VII Edición
Curso 2010 - 2011
Corre
Marta Teixidor, 15 años
Colegio La Vall (Barcelona)
No había hecho más que correr durante toda la tarde. Entre un entrenamiento de fútbol y un partido de baloncesto, Juan no se sostenía en pie. Las piernas le temblaban, el sudor le resbalaba por la cara y sus mejillas se tornaban rojas a cada salto que daba.
Por fin sonó el silbato. El entrenador del equipo masculino de baloncesto, dio por acabada la sesión.
Juan subió a los vestuarios y se duchó. Estuvo más rato de lo que indicaba la normativa, disfrutando de un momento de paz.
Enseguida salio del gimnasio y se marchó a su casa. Para llegar a tiempo y poder evitar la bronca de su madre, tomó un atajo que cruzaba un largo parque.
Encendió su IPOD y abrió el móvil.
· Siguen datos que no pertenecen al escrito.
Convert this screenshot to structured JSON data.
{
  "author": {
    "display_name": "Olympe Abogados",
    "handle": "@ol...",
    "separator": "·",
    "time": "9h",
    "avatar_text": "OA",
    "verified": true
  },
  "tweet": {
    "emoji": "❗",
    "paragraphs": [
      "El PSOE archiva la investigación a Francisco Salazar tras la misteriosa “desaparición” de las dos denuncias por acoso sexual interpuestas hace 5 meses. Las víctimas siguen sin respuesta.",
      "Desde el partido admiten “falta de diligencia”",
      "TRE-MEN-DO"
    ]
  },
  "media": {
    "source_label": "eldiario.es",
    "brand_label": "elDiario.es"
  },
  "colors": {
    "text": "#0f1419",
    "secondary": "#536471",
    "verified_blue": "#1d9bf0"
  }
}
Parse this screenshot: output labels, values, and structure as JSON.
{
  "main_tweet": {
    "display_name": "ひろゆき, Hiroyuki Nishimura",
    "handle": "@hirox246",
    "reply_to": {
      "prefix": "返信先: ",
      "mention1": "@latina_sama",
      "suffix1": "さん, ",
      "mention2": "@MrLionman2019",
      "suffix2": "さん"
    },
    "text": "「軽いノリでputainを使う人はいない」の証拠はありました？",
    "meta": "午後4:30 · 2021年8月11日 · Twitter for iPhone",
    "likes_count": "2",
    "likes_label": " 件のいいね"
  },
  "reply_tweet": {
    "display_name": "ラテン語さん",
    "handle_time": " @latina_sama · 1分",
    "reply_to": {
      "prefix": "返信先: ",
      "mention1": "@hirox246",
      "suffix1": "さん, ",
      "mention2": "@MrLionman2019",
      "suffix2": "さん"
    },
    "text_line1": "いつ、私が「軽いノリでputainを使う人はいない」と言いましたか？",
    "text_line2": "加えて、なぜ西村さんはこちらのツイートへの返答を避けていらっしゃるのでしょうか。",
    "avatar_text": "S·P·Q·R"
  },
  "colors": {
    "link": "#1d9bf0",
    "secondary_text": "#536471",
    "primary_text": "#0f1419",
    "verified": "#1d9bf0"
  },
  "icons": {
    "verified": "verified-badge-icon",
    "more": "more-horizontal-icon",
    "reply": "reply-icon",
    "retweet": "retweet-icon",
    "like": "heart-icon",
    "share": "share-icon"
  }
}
Paseaba tranquilamente cuando, en la mitad del parque, notó que alguien le seguía. Se volvió pero no vio a nadie, aunque notaba una extraña presencia. Apagó la música y trató de convencerse de que era un gallina y de que, en realidad, no ocurría nada fuera de lo normal. Fue entonces cuando lo vio.
Era un hombre con una gruesa sudadera y llevaba las manos en los bolsillos de unos tejanos desgastados. Juan se percató de que los pies se le habían pegado al suelo mientras el extraño avanzaba hacía el. Volvieron a rodarle cara abajo gotas de sudor, la camiseta se le pegó al cuerpo y no pudo apartar la mirada de aquel tipo. Entonces decidió echarse a correr, aunque fueron sus pies los que se le impusieron al miedo.
Acabó de cruzar el parque. Ahora venía el tramo más fácil: solo tenía que bajar una calle y se acabaría su pesadilla. Pero le pesaba el partido.
Tenía a aquel hombre cada vez más cerca. Los pulmones le estallaban en llamas y se le entrecortaba la respiración. Estaba deshidratado; podía desplomarse en cualquier momento.
Llegó al comienzo de su calle. Había recorrido casi la mitad cuando se dio la vuelta: ya no le seguía.
Aquello no tenía sentido. Se escuchaban sirenas de la policía.
Juan vio a un policía. Se acercó a él para preguntarle qué sucedía.
-Acaban de atropellar a un hombre que bajaba apresuradamente y sin mirar por donde cruzaba.
Juan entendió de golpe y decidió acercarse a la ambulancia por cuestión de orgullo, porque él había vencido a su perseguidor. O eso creía.
El pulso se le paró y sólo oyó sus propios latidos cuando se percató que en el lugar del supuesto accidente, donde estaría el cadáver, solo había una sudadera. Pero no una cualquiera, una gruesa y muy ancha. Una sudadera que le había hecho correr hasta casi ahogarse.
Decidió que lo mejor era continuar corriendo.